ABS has launched its Guidance Notes on Smart Function Implementation, intended to provide shipowners a goal-based framework to enable data-driven decision-making based on smart technology.
Speaking to Maritime Digitalisation & Communications on the sidelines of the Seatrade Maritime Middle East conference in Dubai, ABS’ senior vice president for engineering and technology Derek Novak explained the rationale behind the guidance notes. “The way it works is you set a goal – for example, you may want to increase survey intervals, or reduce expenses on tank entries, or if you’re interested in reduced manning you may want to look down the autonomy path.
“It allows you to break the technology into smaller bite-size pieces and apply it in a structured framework.”
Currently ABS is seeing a lot of interest in smart technology from the offshore sector, vendors and some larger marine clients. FPSO owners have expressed particular interest, as have owners of jack-up rigs on the offshore side.
“I think the big production unit owners – the drilling specialists, some of the major shipowners, tanker fleets and container ship fleets – are where you’ll see the biggest advantages right off the bat,” said Mr Novak, adding “We’re talking to a major LNG owner right now about trying to extend their drydocking and tank inspection intervals by using smart technology.”
Using LNG as an example, he explained the benefits that smart technology could have for owners. “Any time you have to open up the LNG tanks it’s an expensive operation, it takes time and costs a lot of money.

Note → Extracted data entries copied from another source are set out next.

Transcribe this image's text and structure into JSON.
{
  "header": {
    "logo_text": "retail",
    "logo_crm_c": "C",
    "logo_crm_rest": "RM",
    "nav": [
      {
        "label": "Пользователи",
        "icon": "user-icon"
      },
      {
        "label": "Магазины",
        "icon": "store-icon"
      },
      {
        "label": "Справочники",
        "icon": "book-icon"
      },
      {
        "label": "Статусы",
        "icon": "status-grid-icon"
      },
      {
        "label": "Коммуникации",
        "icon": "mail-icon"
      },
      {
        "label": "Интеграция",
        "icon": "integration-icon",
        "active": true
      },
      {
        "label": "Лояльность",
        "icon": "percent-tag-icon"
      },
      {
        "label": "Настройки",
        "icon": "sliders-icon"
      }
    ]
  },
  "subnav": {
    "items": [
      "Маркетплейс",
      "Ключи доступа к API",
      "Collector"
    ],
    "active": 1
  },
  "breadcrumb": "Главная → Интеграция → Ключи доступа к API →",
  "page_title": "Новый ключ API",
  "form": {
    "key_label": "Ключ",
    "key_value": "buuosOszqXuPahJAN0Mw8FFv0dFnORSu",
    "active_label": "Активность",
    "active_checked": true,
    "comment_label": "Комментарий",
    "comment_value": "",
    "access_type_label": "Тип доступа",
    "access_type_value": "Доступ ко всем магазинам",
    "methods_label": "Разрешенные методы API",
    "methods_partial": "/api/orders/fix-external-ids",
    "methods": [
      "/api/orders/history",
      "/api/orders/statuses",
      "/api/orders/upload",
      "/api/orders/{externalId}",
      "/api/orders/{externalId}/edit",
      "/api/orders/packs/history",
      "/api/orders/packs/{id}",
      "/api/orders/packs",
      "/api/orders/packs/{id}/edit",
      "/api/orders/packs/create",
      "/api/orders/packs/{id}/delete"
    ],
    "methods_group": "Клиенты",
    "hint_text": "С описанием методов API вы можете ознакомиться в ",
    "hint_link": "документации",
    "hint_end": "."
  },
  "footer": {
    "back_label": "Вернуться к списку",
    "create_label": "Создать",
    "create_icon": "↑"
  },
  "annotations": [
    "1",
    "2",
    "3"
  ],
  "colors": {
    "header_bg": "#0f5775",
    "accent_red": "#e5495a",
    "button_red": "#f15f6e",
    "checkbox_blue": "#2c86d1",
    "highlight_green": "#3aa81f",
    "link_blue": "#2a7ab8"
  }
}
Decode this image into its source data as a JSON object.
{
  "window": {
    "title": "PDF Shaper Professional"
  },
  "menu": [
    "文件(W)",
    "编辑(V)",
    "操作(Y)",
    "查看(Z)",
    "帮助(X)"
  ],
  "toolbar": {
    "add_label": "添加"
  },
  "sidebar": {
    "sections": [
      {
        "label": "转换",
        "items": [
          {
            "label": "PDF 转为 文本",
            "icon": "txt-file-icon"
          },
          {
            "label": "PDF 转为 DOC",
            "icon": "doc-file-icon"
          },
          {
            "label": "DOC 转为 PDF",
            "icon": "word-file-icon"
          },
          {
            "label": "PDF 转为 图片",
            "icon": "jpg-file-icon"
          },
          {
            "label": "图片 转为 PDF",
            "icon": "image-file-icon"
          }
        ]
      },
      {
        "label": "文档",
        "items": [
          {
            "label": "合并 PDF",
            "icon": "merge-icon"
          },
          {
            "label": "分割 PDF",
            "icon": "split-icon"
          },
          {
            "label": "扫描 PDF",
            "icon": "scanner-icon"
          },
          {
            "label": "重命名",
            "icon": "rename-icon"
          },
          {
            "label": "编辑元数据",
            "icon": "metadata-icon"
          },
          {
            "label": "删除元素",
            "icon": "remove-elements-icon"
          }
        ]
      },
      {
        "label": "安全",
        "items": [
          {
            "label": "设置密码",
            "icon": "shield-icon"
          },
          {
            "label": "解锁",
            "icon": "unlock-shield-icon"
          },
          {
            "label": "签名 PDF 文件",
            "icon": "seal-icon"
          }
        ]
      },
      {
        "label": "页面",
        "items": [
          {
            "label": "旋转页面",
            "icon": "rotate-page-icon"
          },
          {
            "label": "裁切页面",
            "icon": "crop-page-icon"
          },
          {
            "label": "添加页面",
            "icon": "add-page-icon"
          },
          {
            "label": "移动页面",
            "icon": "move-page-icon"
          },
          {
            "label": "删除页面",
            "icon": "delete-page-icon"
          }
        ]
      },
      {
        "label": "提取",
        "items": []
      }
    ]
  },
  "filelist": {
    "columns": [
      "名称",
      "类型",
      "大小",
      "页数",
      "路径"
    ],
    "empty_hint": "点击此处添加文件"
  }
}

“These tanks in a lot of cases are very well maintained, they’re in good shape, and we’re inspecting them because the prescriptive requirements say you have to.
“We want to shift classification from this prescriptive base model to what we call a condition-based class model,” he said. As an example, smart technology such as sensors and condition monitoring could make it possible to understand the complete condition of an LNG tank and only carry out a full inspection and survey when it actually needs to be surveyed, he explained.
Following the release of the framework guidance notes, ABS is aiming to release smart notations as the next step in its Smart Series in Q1 2019. These will have a particular focus on structural and machinery health, and will also outline requirements for vendor equipment.
Further down the line it could even become possible to use sensor data to automate processes such as applying notations, said Mr Novak. Key to this smart functionality is data quality. Processes for how data is validated and verified will be defined in Q1 2019 and ABS is currently trialling equipment and processes to carry out these checks. An effective cyber security framework will also be important, as with a greater reliance on data being transmitted ship-to-shore barriers to prevent malicious cyber attacks must be in place. “At ABS we’re structuring ourselves to be able to handle that load for the future,” he added.
Smart technology will also be important for achieving sustainability goals, said Mr Novak.
“So many people are focusing on 2020 they forget that a ship delivered today is going to be in operation in 2030, and that’s the next goal IMO has set for reduced greenhouse gases.”
“We need to start understanding exactly where our carbon footprint is, how we’re doing with emissions today, and to be able to put in place this framework and collect this information now is absolutely critical for us to have those solutions to be able to comply with these requirements as we move to 2030 and 2050.”